Сколько раз такое бывало и у Ринтына! Леса и поля, описанные еще Тургеневым, вдруг возникали перед ним наяву. А Ленинград… Почему-то Ринтын видел город в мечтах на морском берегу. Оттого, наверное, что с моря приходило все новое и необычное. Волны выбрасывали пустые консервные банки с яркими этикетками, с моря приходили корабли, новые люди…

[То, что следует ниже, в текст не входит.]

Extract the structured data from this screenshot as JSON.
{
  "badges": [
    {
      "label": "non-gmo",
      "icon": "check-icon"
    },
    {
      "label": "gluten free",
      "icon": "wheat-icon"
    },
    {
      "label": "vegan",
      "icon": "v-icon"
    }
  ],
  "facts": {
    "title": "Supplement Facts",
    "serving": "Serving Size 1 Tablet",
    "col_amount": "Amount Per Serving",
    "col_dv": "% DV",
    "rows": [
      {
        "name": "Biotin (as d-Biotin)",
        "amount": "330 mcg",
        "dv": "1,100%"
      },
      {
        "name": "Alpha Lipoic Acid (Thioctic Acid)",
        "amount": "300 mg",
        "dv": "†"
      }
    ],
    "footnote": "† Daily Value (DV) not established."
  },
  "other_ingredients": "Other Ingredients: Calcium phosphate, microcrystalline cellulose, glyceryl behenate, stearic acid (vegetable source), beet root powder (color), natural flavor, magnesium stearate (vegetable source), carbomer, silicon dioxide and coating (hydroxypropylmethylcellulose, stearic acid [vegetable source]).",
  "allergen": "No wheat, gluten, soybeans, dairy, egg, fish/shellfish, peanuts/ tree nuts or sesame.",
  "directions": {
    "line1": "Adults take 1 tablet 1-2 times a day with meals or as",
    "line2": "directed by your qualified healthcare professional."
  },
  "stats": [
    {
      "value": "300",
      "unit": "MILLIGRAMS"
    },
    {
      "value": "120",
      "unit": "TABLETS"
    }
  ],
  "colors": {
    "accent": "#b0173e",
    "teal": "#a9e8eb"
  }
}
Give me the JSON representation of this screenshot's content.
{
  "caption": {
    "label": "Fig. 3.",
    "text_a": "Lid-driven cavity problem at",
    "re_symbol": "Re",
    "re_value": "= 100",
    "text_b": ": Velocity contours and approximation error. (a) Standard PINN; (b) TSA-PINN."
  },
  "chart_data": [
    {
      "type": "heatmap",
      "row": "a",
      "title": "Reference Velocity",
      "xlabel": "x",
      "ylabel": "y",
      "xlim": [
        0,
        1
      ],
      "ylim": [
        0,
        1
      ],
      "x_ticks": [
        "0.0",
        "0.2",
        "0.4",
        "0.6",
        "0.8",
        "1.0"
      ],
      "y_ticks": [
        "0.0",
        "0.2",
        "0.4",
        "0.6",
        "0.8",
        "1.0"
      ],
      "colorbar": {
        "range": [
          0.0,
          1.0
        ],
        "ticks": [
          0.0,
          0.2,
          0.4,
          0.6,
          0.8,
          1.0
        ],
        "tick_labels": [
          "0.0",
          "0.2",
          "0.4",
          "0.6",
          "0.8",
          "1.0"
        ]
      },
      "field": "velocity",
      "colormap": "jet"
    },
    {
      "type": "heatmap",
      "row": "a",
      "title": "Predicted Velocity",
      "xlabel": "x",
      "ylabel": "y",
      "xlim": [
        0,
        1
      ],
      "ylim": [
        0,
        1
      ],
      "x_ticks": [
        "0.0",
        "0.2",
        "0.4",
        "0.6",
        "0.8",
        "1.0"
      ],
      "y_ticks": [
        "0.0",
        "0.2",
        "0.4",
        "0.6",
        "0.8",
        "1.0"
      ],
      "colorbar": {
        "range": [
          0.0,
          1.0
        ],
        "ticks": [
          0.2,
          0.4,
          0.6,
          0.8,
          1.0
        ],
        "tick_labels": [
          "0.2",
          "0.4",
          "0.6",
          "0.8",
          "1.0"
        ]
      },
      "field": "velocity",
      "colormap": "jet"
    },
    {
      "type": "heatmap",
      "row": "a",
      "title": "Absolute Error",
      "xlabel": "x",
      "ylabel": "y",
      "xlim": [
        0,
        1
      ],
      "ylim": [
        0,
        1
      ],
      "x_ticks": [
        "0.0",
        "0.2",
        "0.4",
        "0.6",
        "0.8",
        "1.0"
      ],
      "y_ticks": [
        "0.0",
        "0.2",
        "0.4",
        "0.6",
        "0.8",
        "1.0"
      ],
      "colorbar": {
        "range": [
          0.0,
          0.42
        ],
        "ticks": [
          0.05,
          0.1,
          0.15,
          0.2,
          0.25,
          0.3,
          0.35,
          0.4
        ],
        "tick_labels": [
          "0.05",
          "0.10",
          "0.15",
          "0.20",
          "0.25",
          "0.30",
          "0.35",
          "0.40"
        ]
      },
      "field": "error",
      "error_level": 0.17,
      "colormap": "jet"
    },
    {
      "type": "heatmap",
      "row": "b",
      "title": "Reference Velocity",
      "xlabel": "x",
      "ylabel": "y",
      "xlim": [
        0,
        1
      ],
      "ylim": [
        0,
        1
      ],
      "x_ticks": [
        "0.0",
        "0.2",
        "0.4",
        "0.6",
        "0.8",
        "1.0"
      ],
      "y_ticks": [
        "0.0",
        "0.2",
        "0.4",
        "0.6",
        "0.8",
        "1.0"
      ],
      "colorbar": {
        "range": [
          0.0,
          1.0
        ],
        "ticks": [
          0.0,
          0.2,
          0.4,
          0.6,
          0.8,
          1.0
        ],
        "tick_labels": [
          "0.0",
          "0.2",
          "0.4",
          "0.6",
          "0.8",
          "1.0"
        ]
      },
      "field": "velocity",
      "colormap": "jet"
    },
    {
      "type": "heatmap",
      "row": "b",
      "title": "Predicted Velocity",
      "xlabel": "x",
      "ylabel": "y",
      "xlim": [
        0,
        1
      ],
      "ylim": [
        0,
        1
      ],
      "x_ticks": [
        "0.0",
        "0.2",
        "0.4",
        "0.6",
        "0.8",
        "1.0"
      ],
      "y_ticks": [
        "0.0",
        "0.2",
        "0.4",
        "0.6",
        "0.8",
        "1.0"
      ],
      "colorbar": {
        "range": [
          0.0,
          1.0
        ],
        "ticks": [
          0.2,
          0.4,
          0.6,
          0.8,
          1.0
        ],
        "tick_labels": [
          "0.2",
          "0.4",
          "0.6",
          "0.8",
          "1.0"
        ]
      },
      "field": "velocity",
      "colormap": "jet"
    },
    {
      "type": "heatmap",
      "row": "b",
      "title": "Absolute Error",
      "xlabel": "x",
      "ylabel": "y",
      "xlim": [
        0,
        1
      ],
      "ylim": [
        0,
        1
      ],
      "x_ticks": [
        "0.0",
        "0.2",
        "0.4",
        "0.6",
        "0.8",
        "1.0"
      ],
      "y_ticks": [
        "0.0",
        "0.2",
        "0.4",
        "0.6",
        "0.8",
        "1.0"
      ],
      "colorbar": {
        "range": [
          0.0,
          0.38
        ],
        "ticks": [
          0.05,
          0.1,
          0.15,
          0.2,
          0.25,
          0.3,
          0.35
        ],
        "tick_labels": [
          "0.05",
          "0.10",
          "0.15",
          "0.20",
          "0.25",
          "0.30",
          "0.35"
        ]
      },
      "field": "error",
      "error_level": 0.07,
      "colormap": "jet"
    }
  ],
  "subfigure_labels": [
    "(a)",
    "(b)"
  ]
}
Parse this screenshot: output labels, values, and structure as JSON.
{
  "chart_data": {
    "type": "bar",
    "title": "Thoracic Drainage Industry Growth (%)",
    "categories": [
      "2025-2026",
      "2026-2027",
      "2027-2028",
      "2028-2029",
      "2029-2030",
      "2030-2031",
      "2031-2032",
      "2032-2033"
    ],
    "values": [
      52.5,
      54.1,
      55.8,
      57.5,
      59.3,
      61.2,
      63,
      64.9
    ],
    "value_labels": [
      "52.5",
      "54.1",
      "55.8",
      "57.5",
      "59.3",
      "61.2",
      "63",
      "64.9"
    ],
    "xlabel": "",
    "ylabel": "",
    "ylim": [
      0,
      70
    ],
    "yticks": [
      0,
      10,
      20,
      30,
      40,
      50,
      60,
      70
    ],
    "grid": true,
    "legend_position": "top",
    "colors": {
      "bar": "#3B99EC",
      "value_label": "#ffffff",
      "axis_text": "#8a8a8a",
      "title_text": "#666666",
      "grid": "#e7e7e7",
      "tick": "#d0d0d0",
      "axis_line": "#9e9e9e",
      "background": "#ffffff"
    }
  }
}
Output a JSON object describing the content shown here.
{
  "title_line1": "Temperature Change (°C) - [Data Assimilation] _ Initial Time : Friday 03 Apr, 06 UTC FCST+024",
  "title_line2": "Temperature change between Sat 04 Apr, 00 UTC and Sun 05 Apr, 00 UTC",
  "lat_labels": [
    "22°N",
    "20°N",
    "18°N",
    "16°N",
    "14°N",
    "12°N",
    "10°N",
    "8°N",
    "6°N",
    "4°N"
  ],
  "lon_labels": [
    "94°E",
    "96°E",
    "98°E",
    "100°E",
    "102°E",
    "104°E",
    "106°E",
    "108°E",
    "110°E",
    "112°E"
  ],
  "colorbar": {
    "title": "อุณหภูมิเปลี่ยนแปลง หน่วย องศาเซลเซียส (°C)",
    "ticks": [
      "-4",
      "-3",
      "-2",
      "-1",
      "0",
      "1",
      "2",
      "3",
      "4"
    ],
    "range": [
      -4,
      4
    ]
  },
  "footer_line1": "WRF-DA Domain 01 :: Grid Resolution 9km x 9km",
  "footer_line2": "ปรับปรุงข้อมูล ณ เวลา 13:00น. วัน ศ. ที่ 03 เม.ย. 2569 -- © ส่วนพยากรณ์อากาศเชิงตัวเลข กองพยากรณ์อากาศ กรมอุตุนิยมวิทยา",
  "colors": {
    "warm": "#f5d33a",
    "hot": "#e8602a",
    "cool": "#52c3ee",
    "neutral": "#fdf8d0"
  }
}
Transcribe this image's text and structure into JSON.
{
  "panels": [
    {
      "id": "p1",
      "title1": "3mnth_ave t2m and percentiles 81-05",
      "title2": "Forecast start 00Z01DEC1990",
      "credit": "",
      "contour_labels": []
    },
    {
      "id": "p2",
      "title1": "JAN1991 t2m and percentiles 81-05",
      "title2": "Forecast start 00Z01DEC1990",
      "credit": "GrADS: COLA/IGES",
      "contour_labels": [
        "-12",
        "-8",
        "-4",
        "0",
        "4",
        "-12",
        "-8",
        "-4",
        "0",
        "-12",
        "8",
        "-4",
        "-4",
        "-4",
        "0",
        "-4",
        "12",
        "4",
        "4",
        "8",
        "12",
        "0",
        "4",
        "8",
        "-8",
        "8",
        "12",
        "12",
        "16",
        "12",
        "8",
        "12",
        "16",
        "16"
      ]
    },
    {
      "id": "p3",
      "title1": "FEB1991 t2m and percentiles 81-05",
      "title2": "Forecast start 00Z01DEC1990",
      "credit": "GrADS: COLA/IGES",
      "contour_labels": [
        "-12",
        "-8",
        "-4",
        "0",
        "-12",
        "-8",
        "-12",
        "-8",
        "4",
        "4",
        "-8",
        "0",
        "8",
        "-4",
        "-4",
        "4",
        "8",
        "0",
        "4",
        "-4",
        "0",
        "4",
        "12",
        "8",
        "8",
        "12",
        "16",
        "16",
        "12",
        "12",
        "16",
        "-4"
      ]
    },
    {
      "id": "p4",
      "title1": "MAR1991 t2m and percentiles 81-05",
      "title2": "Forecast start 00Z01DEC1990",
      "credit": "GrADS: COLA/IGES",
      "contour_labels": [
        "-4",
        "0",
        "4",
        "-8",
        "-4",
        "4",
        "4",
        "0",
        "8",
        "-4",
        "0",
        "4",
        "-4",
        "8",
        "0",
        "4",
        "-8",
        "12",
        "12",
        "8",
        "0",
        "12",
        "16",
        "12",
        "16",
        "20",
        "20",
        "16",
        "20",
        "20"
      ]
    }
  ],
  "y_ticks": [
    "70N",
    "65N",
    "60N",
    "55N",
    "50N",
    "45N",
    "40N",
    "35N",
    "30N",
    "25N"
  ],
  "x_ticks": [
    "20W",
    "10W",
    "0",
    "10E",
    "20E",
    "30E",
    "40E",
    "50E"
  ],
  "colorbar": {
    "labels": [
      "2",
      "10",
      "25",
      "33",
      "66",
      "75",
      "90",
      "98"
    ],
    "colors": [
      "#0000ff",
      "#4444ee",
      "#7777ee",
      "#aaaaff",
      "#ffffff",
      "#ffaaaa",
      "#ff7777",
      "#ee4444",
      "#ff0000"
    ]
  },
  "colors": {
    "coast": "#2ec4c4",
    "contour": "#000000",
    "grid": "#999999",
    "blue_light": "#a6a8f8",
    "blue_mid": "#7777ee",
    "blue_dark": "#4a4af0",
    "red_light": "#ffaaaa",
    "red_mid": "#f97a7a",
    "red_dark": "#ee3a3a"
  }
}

Может быть, об этом и должен быть первый рассказ? Волны бьют о скалистые берега, словно множество музыкантов колотят по звонкой, туго натянутой на деревянный обод моржовой коже. Ритм рассказа должен быть именно такой. Не отсюда ли родился ритм чукотских и эскимосских песен? А может, написать все повествование в стихах?.. Нет, не годится. Ринтын давно убедился, что поэтического призвания у него нет. Все, что он писал так называемыми стихами, можно было гораздо проще и яснее сказать прозой. Настоящая поэзия — это когда мысль иначе как стихами нельзя выразить.
Но вечером работать невозможно: в жилой комнате шумно, а в рабочей то и дело кто-нибудь подходит, заговаривает. Оставался один выход — пораньше лечь спать, встать на рассвете и без помех писать.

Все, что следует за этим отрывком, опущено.